Les Yeux de la momie rassemble l’intégralité des chroniques de cinéma que Jean-Patrick Manchette a livré à Charlie Hebdo de 1979 à 1981. Ce livre met assurément du baume au coeur. Chacune de ses pages est imprégnée d’un amour irrépressible des salles obscures. Le cinéma est ici une matière vivante, et non un cadavre que l’on autopsie au moyen de la dernière grille de lecture à la mode. Manchette n’a pas d’autre prétention que de cultiver sa cinéphilie avec radicalisme et humour. Le résultat se laisse apprécier : une centaine de chroniques magistrales.
Du néo-polar à l’actualité cinématographique, l’écrivain franchit le pas avec aisance. Sa méfiance pour la prose journalistique l’invite d’entrée de jeu à subvertir l’exercice de la critique. Il affirme haut et fort qu’il rédige AVANT d’avoir vu le film, et que, le plus souvent, il n’en voit pas plus après. Cette déclaration de principe, appliquée ou non, présente l’avantage de ne lui laisser aucune possibilité de compromis. Ses passions ne sont ainsi jamais diluées, ni ses haines adoucies. Le septième art exige bien plus que la tiédeur.
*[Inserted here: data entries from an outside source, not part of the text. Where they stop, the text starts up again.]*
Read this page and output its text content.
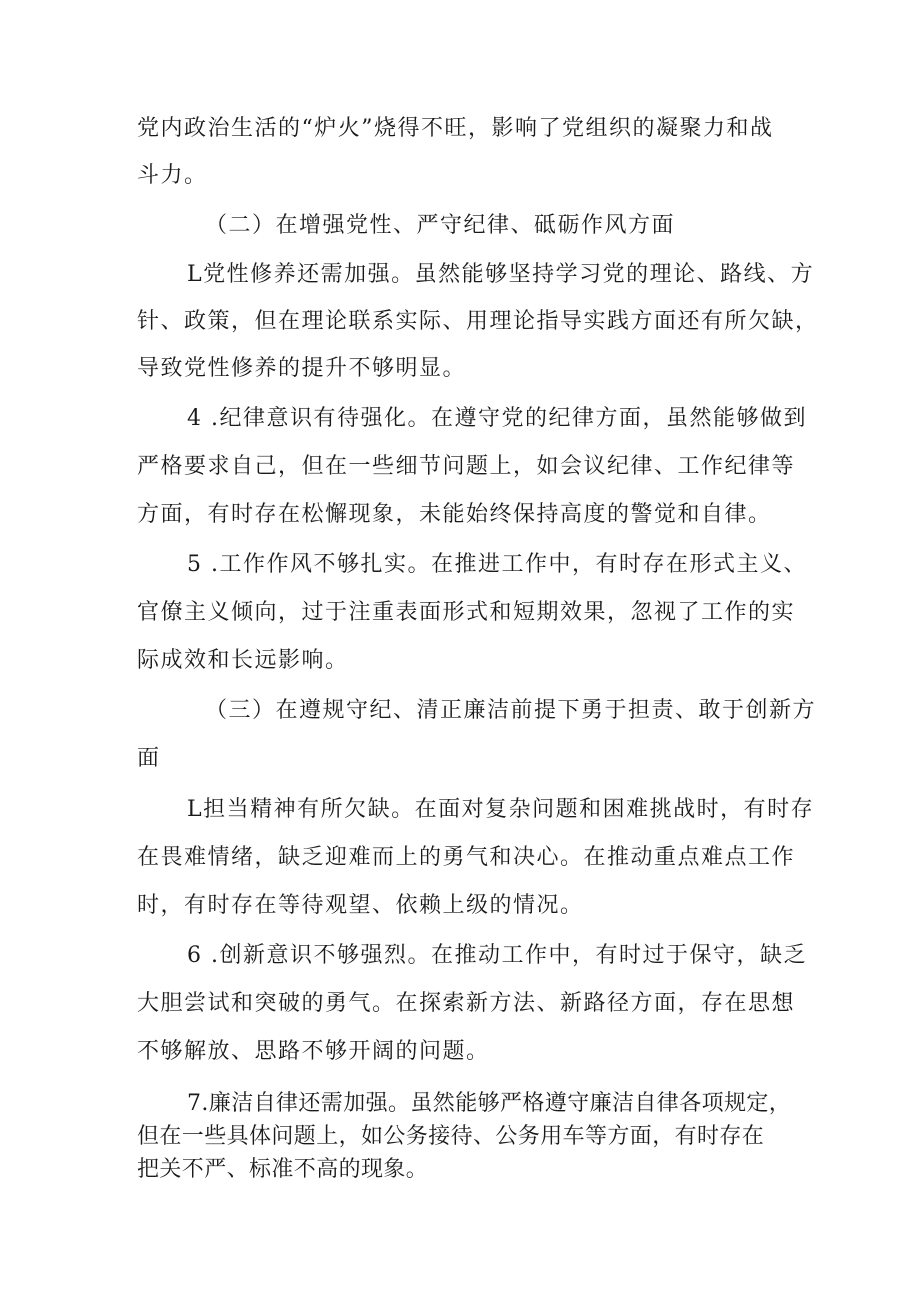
党内政治生活的“炉火”烧得不旺，影响了党组织的凝聚力和战
斗力。
（二）在增强党性、严守纪律、砥砺作风方面
L党性修养还需加强。虽然能够坚持学习党的理论、路线、方
针、政策，但在理论联系实际、用理论指导实践方面还有所欠缺，
导致党性修养的提升不够明显。
4 .纪律意识有待强化。在遵守党的纪律方面，虽然能够做到
严格要求自己，但在一些细节问题上，如会议纪律、工作纪律等
方面，有时存在松懈现象，未能始终保持高度的警觉和自律。
5 .工作作风不够扎实。在推进工作中，有时存在形式主义、
官僚主义倾向，过于注重表面形式和短期效果，忽视了工作的实
际成效和长远影响。
（三）在遵规守纪、清正廉洁前提下勇于担责、敢于创新方
面
L担当精神有所欠缺。在面对复杂问题和困难挑战时，有时存
在畏难情绪，缺乏迎难而上的勇气和决心。在推动重点难点工作
时，有时存在等待观望、依赖上级的情况。
6 .创新意识不够强烈。在推动工作中，有时过于保守，缺乏
大胆尝试和突破的勇气。在探索新方法、新路径方面，存在思想
不够解放、思路不够开阔的问题。
7.廉洁自律还需加强。虽然能够严格遵守廉洁自律各项规定，
但在一些具体问题上，如公务接待、公务用车等方面，有时存在
把关不严、标准不高的现象。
Considérant son mordant et son intransigeance envers le mauvais cinéma, l’écrivain se définit comme « l’aveugle au pistolet« . Il n’hésite pas à appliquer la politique des auteurs à sa façon, c’est-à-dire négativement. Repérer clairement et définitivement un cinéaste raté lui permet, en effet, d’éviter quelques longues et pénibles séances de projection.
Une frange de la critique française a pour habitude de masquer un sectarisme élitiste sous de grandes et pompeuses considérations. Manchette ne dissimule pas ses partis pris. Il se place ouvertement du côté d’un cinéma en voie de disparition, du côté d’une cinéphilie sentant bon les salles de quartier. Il prend fait et cause pour un grand cinéma populaire, dans lequel Fritz Lang, Orson Welles et Nicholas Ray rencontrent le meilleur des séries B et Z. Le postulat des Yeux de la momie est donc clair : les films offrant une jubilation visuelle et intellectuelle se font de plus en plus rares. La logique commerciale d’une part et le culte du cinéma « intello » d’autre part ne leur laissent désormais qu’un petit strapontin. Ainsi, le chroniqueur, en commentant nombre de petits festivals, consacre énormément plus de place aux reprises qu’aux sorties récentes. Il propose une véritable panoplie, antidote à l’envahissement d’images inspirées par l’ère audiovisuelle telles celles décoratives et spectaculaires de l’emblématique Star Wars. Une rafraîchissante nostalgie des films de genre en noir et blanc pointe donc à fleur de texte, nécessaire invitation à revoir au plus vite les westerns de John Ford, les polars réalisés par Welles, ou encore, les oeuvres expressionnistes et noires de Lang.
Aussi, Manchette est bien plus qu’un incendiaire. Sans faire de grands systèmes, il s’attache à dévoiler ce qui fait la spécificité des films dit modernes. Il s’agit là d’un grand coup de pied dans la fourmilière théorique de la fin des années 70. Sous ses dehors très provocateurs, l’écrivain, grand lecteur d’ouvrages consacrés à l’esthétique du film, déploie des raisonnements similaires à ceux qui vont être pratiqués par les autorités de la discipline au cours de la décennie à venir. Tout d’abord, il débarrasse les méthodes d’analyse de tous les oripeaux superflus, telles que la sémiologie ou la psychanalyse de bas étage. Il définit ensuite la principale caractéristique du cinéma postérieur aux années 50, qui est celle de l’auto-citation, du retour perpétuel sur des formes artistiques déjà abouties, et de la façon dont les grands cinéastes les remodèlent « cinéphiliquement ». Chronique après chronique, Les Yeux de la momie éclaire ce mélange de mélancolie et d’esprit ludique présidant à une trajectoire circulaire. Voilà sans doute pourquoi nous avons l’impression de partager quelque chose de rare avec Manchette : l’amour d’un cinéma conscient d’exister en tant qu’art, et non comme un vulgaire diffuseur de « message ».
En un temps où « beaucoup croient que le cinéma consiste à enregistrer à peu près n’importe comment des gens qui bougent à peu près au hasard en disant à peu près n’importe quoi« , la lecture de Jean-Patrick Manchette est une ascèse revigorante.
Nicolas Vey
Jean-Patrick Manchette, Les Yeux de la momie. Rivages/Ecrits noirs, 508 p., 149 F.